|
|
|
|
|
by 10000truths
504 days ago
|
|
The issue is that DOM structure does not correspond one-to-one with perceived structure. I could render things in the DOM that aren't visible to people (e.g. a transparent 5px x 5px button), or render things to people that aren't visible in the DOM (e.g. Facebook's DOM obfuscation shenanigans to evade ad-blocking, or rendering custom text to a WebGL canvas). Sure, most websites don't go that far, but most websites also aren't valuable targets for automated crawling/scraping. These kinds of disparities will be exploited to detect and block automated agents if browser automation becomes sufficiently popular, and then we're back to needing to render the whole browser and operate on the rendered image to keep ahead of the arms race. |
|
That's a problem of misaligned economic incentives.
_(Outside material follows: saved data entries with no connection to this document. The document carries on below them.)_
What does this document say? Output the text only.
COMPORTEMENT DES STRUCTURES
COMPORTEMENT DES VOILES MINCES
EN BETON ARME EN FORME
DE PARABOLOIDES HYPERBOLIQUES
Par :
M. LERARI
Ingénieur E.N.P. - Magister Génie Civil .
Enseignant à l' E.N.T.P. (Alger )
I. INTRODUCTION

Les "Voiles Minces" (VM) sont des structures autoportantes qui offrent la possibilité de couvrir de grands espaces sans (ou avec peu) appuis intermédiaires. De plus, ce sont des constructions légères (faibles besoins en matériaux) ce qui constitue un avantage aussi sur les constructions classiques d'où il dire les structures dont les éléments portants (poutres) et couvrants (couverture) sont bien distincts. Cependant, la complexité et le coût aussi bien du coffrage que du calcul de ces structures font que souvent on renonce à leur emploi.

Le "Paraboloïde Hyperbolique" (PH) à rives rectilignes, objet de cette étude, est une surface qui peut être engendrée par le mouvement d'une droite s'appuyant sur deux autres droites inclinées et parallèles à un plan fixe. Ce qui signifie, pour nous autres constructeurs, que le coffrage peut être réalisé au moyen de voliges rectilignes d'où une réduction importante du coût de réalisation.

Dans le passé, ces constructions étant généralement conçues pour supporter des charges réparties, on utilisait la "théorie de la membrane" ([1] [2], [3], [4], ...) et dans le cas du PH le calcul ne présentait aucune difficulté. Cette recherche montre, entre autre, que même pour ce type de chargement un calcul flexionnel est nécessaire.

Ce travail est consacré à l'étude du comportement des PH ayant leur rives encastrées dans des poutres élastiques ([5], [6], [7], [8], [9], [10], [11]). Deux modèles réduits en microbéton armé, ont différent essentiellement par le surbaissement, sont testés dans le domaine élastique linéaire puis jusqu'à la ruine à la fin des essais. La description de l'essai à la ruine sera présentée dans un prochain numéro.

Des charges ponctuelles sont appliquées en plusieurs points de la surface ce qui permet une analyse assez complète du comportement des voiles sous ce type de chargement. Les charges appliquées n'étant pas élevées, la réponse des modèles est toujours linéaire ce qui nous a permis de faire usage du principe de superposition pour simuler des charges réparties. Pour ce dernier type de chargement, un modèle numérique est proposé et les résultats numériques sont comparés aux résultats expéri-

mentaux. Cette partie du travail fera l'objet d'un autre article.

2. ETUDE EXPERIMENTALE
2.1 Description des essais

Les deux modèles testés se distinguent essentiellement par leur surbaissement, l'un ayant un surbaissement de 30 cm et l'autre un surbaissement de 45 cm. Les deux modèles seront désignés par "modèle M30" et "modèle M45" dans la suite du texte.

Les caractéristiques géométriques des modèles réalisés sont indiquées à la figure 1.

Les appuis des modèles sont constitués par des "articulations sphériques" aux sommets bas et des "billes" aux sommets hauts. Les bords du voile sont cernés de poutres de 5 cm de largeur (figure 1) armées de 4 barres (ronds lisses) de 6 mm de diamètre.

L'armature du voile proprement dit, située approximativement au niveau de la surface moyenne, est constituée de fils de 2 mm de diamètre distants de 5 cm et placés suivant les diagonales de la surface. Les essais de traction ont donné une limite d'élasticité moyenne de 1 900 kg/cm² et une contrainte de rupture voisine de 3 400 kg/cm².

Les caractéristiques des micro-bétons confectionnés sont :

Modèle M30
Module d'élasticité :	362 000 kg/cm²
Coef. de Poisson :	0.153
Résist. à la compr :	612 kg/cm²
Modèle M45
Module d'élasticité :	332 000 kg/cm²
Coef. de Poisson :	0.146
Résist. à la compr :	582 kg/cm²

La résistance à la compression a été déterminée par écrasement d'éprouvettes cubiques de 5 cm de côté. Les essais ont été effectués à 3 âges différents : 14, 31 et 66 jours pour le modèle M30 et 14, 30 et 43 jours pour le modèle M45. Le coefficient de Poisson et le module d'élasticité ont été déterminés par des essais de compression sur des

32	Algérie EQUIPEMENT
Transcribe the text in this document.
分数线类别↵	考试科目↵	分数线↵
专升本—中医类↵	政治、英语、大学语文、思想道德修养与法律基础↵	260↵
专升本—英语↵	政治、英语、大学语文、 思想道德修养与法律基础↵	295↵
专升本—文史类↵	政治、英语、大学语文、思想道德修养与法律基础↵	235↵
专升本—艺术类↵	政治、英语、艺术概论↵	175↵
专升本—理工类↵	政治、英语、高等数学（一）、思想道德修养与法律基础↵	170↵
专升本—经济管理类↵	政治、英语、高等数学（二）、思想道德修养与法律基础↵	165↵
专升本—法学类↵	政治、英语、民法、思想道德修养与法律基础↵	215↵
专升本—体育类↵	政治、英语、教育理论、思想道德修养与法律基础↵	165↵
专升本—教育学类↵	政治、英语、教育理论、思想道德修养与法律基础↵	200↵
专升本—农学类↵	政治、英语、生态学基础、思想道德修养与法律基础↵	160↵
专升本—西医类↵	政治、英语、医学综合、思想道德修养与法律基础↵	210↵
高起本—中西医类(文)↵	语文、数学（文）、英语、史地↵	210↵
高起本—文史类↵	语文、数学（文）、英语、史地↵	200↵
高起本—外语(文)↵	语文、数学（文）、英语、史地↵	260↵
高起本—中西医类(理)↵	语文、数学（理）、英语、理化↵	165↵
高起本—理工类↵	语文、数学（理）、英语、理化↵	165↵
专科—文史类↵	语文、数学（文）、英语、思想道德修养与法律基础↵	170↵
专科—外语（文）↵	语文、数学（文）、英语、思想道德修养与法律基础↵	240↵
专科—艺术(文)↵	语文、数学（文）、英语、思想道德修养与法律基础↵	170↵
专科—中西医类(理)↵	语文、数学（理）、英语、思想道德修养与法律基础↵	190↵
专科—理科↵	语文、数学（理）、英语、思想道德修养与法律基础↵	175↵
If there is a blockchain which enables micro-transactions of 0.000001 cent per request, and in the order of a million tps or a billion tps, then servers have no reason not to accept money in exchange for information, instead of using ads to extract some eyeball attention.
There is no reason that i cannot invoke a command line program: `$fetch_social_media_posts -n 1000` and get the last thousand posts right there in the console, as long as i provide some valid transactions to the server.
Websites and ads are the wrong solution to the problem of gaining something while serving information, and headless browsers and scraping are the wrong solution to the first wrong solution and the problems it creates.